Ministerstwo Zdrowia zastanawia się nad obowiązkowym skróceniem czasu pracy lekarzy. Resort chce w ten sposób znacznie ograniczyć liczbę błędów lekarskich, które mogą brać się z przemęczenia.
28.10.2006 | aktual.: 28.10.2006 20:06
Nowe przepisy prawdopodobnie będą też oznaczać dla lekarzy zakaz pracy w kilku miejscach. Autorem pomysłu jest wiceminister zdrowia Bolesław Piecha.
Zdaniem przewodniczącego Ogólnopolskiego Związku Zawodowego Lekarzy jest to próba zastraszenia środowiska lekarskiego. W rozmowie z IAR Krzysztof Bukiel zwrócił uwagę, że środowisko lekarskie domaga się wliczenia dyżurów do czasu pracy. Według Bukiela, zapowiedź ministra to działanie tylko na pozór logiczne, bo - jak mówi - chodzi o zastraszenie lekarzy. Żebyśmy nie starali się prowadzić dalszych działań w tym kierunku, aby wliczyć dyżury do czasu pracy - tłumaczy przewodniczący OZZL.
Krzysztof Bukiel powiedział, że wszystko sprowadza się do wynagrodzenia za podstawową pracę lekarzy.

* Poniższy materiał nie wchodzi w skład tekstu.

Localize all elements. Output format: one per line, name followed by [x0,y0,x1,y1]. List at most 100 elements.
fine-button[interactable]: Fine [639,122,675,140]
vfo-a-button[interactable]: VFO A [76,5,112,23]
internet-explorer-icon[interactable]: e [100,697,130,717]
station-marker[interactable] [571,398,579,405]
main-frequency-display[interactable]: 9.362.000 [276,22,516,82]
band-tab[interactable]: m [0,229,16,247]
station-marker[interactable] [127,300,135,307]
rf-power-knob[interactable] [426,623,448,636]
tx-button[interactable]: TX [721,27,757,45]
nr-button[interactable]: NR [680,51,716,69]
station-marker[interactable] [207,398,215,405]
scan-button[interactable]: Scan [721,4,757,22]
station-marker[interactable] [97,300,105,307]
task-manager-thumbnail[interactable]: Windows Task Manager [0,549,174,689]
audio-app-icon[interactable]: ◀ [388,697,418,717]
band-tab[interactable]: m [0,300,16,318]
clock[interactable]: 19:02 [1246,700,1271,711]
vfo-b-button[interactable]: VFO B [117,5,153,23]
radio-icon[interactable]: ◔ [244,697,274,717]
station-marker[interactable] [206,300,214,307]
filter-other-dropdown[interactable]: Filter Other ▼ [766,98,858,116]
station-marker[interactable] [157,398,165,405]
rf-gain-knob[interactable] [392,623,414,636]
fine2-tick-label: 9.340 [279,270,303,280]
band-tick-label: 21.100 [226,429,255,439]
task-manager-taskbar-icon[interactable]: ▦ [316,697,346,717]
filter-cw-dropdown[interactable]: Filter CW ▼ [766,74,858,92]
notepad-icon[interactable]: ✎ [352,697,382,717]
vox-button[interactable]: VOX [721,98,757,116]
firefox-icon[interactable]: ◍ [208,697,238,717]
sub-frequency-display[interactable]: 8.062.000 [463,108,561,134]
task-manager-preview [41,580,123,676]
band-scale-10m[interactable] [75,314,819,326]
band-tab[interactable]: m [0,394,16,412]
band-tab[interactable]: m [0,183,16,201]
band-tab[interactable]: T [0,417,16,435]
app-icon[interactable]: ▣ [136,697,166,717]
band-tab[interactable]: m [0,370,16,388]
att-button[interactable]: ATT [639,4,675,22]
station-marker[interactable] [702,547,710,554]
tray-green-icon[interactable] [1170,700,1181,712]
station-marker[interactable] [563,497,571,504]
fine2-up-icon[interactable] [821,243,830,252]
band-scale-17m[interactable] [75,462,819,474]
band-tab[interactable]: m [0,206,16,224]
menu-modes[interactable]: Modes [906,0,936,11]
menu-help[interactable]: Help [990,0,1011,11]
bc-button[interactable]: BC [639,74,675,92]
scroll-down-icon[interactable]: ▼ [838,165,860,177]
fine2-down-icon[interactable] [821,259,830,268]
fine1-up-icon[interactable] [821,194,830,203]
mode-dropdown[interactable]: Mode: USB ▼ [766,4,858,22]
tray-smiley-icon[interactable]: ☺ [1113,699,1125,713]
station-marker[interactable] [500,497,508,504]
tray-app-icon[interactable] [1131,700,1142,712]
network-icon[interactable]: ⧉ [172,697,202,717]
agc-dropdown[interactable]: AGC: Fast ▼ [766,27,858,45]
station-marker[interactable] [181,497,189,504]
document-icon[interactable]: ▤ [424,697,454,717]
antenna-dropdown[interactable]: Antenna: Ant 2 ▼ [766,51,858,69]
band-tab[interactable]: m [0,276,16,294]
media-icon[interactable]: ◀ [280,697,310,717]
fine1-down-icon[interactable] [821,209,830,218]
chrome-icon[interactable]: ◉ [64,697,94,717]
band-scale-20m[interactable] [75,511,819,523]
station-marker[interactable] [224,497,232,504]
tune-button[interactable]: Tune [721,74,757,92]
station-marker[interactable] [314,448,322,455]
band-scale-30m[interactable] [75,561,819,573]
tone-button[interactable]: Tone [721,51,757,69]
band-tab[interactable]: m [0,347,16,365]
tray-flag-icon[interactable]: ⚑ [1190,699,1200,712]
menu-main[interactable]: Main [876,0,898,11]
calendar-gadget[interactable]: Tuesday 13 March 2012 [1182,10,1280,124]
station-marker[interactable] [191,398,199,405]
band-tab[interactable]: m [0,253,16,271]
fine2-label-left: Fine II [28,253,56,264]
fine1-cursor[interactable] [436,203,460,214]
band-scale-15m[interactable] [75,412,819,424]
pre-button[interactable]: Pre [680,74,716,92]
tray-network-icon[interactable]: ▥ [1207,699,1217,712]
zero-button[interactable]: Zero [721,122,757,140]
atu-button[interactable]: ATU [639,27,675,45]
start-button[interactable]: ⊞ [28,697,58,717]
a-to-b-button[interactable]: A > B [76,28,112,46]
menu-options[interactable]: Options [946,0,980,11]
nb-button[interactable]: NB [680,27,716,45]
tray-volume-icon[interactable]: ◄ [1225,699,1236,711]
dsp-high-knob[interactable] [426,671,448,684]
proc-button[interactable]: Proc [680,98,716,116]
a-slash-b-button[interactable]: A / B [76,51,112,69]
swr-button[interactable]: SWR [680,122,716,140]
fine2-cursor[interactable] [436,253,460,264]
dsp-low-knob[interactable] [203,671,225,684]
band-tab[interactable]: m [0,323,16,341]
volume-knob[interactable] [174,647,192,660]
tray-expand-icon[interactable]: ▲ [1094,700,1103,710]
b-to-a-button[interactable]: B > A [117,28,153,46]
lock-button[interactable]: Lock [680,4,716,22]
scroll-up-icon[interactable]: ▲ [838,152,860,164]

Bo zarówno branie dyżurów, jak i praca w innych miejscach nie wynikają z tego, że lekarze chcą się przemęczać, tylko dlatego, że płaca zasadnicza jest bardzo niska - wyjaśnił.
O zakazie pracy lekarzy w kilku miejscach napisał "Dziennik". Autor zakazu - Bolesław Piecha - argumentuje, że jak ktoś jest zatrudniony w jednym szpitalu, nie powinien pracować u prywatnej konkurencji.